Sur toutes ces choses le Deutéronome est plus explicite, sans
être complet. On peut conclure tout d'abord de De 8:8 que les
produits de la terre dont les prémices revenaient à l'Éternel
étaient: froment, orge, raisins, figues, grenades, olives, miel (au
lieu de miel, le traité de la Mischna: Bikkourim, 1:3, dit
«dattes»). En revanche, les dîmes étaient dues sur tous les
produits du sol. De 18:4 résume les sept catégories de fruits
dans l'expression plus générale: «les prémices de ton blé, de ton
moût et de ton huile», souvent employée dans la suite.

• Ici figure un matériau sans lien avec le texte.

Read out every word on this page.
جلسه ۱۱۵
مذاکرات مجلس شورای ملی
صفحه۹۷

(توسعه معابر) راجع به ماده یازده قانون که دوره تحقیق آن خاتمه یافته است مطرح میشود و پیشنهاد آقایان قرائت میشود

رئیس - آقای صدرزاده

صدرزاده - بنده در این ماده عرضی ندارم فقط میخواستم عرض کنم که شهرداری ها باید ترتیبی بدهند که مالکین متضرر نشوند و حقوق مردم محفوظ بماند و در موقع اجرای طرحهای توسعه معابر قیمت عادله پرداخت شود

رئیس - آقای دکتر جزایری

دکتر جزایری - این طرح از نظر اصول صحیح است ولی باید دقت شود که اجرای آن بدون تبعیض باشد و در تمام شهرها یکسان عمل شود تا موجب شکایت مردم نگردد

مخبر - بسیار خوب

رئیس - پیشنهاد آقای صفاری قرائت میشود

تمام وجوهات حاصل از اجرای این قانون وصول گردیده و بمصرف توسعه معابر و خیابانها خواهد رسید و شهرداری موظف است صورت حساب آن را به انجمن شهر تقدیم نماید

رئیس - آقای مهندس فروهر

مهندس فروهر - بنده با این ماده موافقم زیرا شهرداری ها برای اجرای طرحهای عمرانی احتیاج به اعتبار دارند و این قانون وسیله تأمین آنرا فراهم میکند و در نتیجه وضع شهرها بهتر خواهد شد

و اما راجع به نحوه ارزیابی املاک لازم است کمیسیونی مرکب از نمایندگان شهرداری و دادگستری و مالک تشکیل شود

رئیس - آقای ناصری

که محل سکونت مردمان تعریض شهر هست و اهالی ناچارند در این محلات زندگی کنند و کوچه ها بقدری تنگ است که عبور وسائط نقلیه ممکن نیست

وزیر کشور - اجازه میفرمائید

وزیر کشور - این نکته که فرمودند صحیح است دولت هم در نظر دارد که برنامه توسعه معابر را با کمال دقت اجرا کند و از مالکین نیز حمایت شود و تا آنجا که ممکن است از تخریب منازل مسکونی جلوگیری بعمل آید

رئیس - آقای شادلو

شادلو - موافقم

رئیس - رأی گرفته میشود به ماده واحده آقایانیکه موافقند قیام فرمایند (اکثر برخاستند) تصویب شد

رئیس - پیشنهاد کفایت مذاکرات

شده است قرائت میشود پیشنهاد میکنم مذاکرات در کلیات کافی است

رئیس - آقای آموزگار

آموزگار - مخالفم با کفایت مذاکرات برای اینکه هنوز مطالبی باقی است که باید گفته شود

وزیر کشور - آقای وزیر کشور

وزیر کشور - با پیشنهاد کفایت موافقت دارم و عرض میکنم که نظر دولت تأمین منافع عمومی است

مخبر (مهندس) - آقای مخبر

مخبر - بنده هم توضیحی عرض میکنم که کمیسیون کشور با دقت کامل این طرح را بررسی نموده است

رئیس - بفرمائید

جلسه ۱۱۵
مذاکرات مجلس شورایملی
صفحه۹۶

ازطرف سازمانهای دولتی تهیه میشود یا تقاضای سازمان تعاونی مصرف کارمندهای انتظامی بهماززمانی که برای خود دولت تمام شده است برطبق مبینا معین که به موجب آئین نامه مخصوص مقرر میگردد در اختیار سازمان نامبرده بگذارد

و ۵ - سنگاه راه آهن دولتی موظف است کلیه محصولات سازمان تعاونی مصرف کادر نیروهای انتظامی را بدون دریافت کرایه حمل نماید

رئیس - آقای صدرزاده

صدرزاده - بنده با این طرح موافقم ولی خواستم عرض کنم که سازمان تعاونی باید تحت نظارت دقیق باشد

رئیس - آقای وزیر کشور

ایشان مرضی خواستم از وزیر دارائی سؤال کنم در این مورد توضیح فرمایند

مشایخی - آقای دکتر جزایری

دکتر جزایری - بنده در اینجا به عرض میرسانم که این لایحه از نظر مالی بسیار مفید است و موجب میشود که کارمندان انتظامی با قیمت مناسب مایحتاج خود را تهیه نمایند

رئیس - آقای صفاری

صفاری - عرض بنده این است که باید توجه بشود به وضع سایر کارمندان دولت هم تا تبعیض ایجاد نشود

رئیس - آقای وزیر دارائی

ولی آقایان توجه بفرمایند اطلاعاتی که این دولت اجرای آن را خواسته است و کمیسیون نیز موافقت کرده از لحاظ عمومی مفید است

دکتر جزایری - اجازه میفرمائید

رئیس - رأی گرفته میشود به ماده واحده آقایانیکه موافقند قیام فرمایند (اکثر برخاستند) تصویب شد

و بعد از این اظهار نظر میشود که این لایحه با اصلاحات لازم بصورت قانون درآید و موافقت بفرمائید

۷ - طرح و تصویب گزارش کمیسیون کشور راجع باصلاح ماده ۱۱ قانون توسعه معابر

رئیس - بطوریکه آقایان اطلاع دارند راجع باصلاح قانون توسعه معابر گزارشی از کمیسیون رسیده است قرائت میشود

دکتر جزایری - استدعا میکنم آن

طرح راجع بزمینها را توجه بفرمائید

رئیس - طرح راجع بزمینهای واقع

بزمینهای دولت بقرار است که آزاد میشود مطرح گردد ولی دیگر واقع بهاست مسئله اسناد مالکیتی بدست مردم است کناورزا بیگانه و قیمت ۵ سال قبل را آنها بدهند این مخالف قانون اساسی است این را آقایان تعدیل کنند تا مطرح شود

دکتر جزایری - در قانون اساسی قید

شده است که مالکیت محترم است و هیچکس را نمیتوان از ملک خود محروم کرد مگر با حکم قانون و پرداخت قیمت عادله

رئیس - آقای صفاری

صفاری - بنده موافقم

Aux prémices
des fruits, le même passage ajoute les prémices de la toison des
brebis, et le tout est compris dans le terme «prélèvement de la
main», qui figure De 12 6,11,17 (traduit par «prémices» dans nos
anciennes versions).

--Les prémices faisaient partie du revenu des prêtres
(De 18:4), mais, avant de leur être remises, elles étaient
présentées à l'autel; peut-être une petite part était-elle consumée
par le feu. Le passage De 26:1,11 contient la liturgie de
présentation. L'Israélite devait placer dans une corbeille les
prémices (le meilleur) de tous les fruits de la terre, les apporter
au sanctuaire et les remettre, avec une parole de dédicace, entre les
mains du prêtre, qui déposait la corbeille devant l'autel. Puis
l'Israélite exprimait, dans une belle prière, la raison d'être de son
offrande: reconnaissance envers l'Éternel pour les produits du sol
qui lui avait été donné. Mais la corbeille ne contenait qu'une partie
des premiers fruits (bikkourim). Avec le reste l'Israélite devait
«se réjouir devant Dieu» et inviter à son repas le lévite et
l'étranger qui l'avaient accompagné du lieu de sa demeure à Jérusalem
(précédemment au grand sanctuaire le plus voisin). D'après 2Ro
4:42, on faisait à l'occasion, avec des bikkourim, des présents
à des hommes de Dieu qu'on voulait spécialement honorer. Il résulte
de De 26:1,11 que les fruits apportés au sanctuaire étaient à
l'état naturel; mais il faut sans doute faire exception pour le moût
et l'huile, qui revenaient de droit aux prêtres.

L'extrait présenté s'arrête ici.